ROI Calculator
Use this quick calculator to estimate your return on investment (ROI), net profit, and optional annualized return.
What Is ROI?
ROI stands for Return on Investment. It tells you how much profit (or loss) you made compared with what you spent. It is one of the most common metrics in personal finance, business, real estate, marketing, and investing because it is simple and easy to compare across opportunities.
If you invest money, time, or resources into something, ROI helps answer one key question: Was it worth it?
The Basic ROI Formula
The standard formula is:
ROI = (Net Profit ÷ Total Investment Cost) × 100
Where:
- Net Profit = Final Value − Total Investment Cost
- Total Investment Cost = Initial Investment + Additional Costs
Once you multiply by 100, you get ROI as a percentage.
Step-by-Step: How to Calculate ROI
1) Add up your true total cost
Most people underestimate cost by ignoring fees. Include commissions, software subscriptions, closing costs, taxes, ad spend, shipping, training, or maintenance—whatever was required to produce the outcome.
2) Find your final value or total return
This is what you ended with: sale proceeds, account value, or total revenue generated by a project.
3) Calculate net profit
Net Profit = Final Value − Total Cost
4) Divide by total cost and convert to percentage
ROI = (Net Profit ÷ Total Cost) × 100
Quick Example
Suppose you invest $10,000, pay $500 in fees, and sell for $12,500.
- Total Cost = $10,000 + $500 = $10,500
- Net Profit = $12,500 − $10,500 = $2,000
- ROI = ($2,000 ÷ $10,500) × 100 = 19.05%
That means your investment returned 19.05% on the money you actually put in.
Why Annualized ROI Matters
A 20% return over 1 year is very different from a 20% return over 5 years.
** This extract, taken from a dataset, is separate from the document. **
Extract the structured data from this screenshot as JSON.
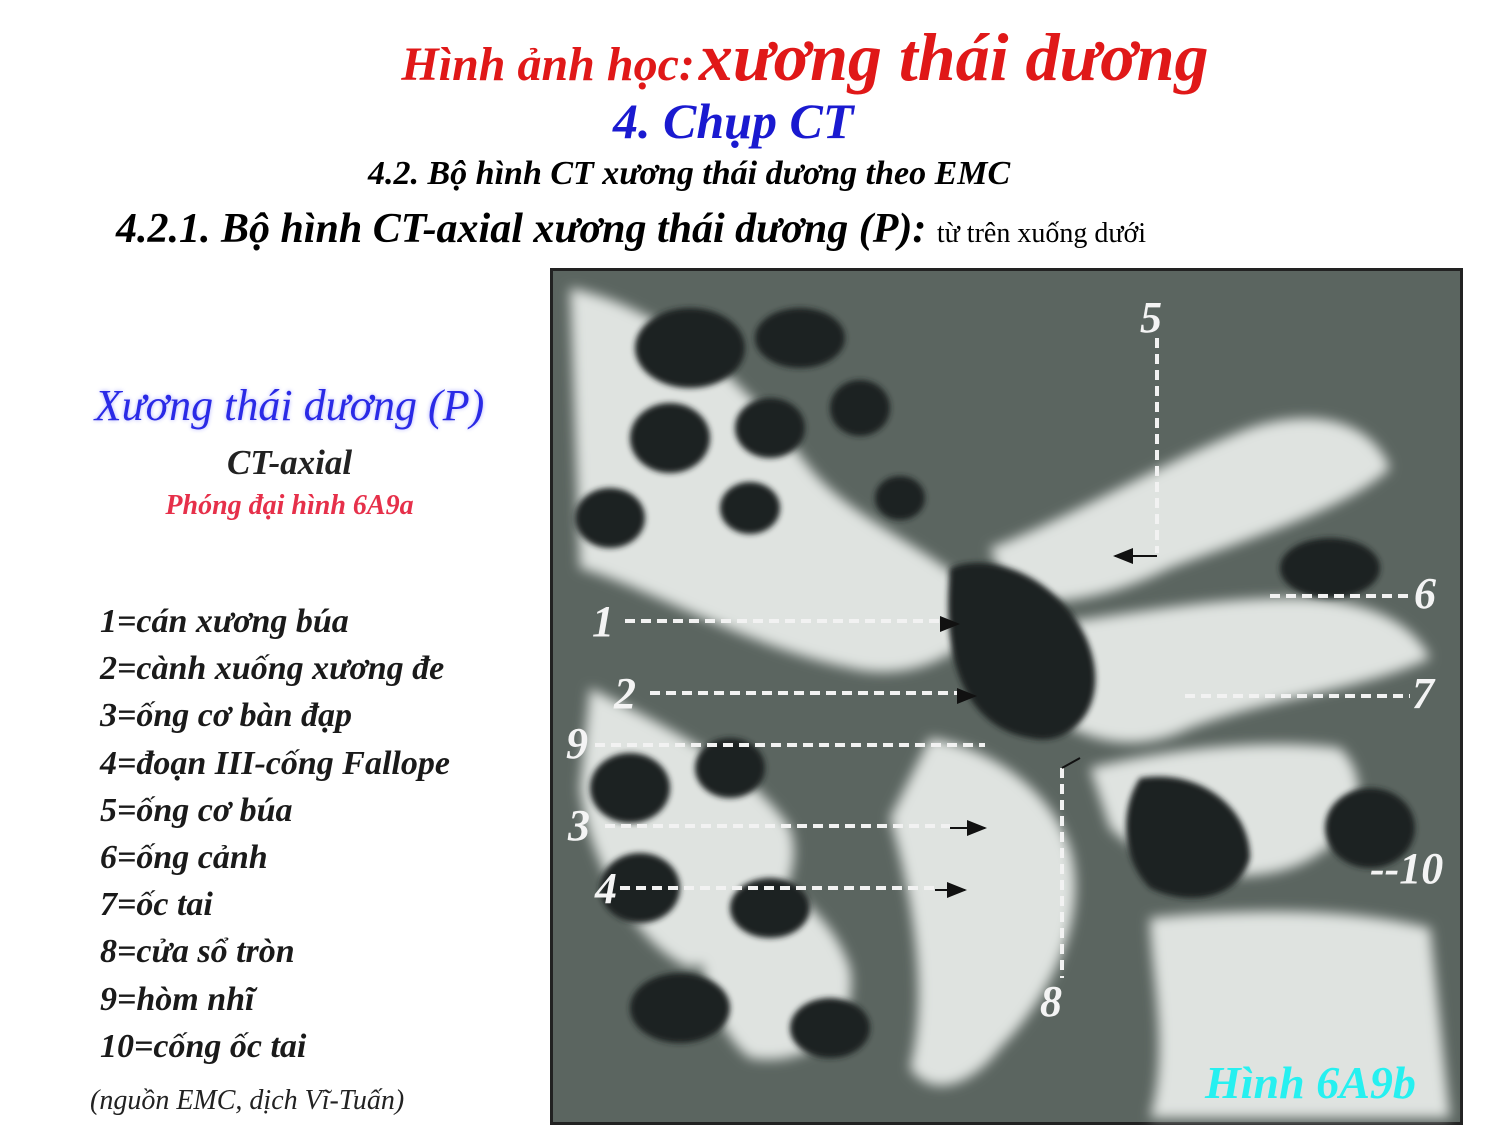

That is why you may also want annualized ROI (often called CAGR):
Annualized ROI = [(Final Value ÷ Total Cost)^(1 ÷ Years)] − 1
This helps you compare opportunities over different time periods on a fair basis.
Common ROI Use Cases
Stock or ETF investment
- Include trading fees and taxes if possible.
- Use total return (including dividends) for better accuracy.
Real estate deal
- Include closing costs, repairs, insurance, property tax, and financing costs.
- For rentals, include net rental income in final return calculations.
Marketing campaign
- Investment cost: ad spend + creative + agency fees + software.
- Return: gross profit attributable to campaign (not just revenue).
Education or certification
- Investment cost: tuition, materials, and time cost.
- Return: increased salary or earnings over a defined period.
Mistakes to Avoid
- Ignoring hidden costs: This inflates ROI and leads to bad decisions.
- Using revenue instead of profit: Revenue is not the same as return.
- Skipping time: Always compare returns across equal time horizons.
- Comparing different risk levels blindly: A high ROI with huge risk may be worse than a lower, safer ROI.
- Not tracking assumptions: ROI is only as good as your inputs.
How to Interpret ROI
ROI by itself is not “good” or “bad” until you compare it to:
- Your alternatives (index funds, debt payoff, cash savings)
- Your risk tolerance
- Your required return or hurdle rate
- The opportunity cost of your time and capital
Example: a 12% ROI might be excellent for a low-risk project, but weak for a high-risk startup experiment.
Simple ROI vs. Advanced Analysis
ROI is a great first filter, but for complex decisions you may also use:
- NPV (Net Present Value) for discounting future cash flows
- IRR (Internal Rate of Return) for multi-period investments
- Payback Period to estimate how fast you recover capital
Still, if you want quick clarity, ROI is the fastest place to start.
Final Thoughts
To calculate ROI correctly, focus on three things: true cost, true return, and time period. If you consistently measure those, your decisions improve dramatically—whether you are evaluating a side hustle, ad campaign, property, or portfolio move.
Use the calculator above as your quick check before committing money. Even a two-minute ROI estimate can save you from expensive mistakes.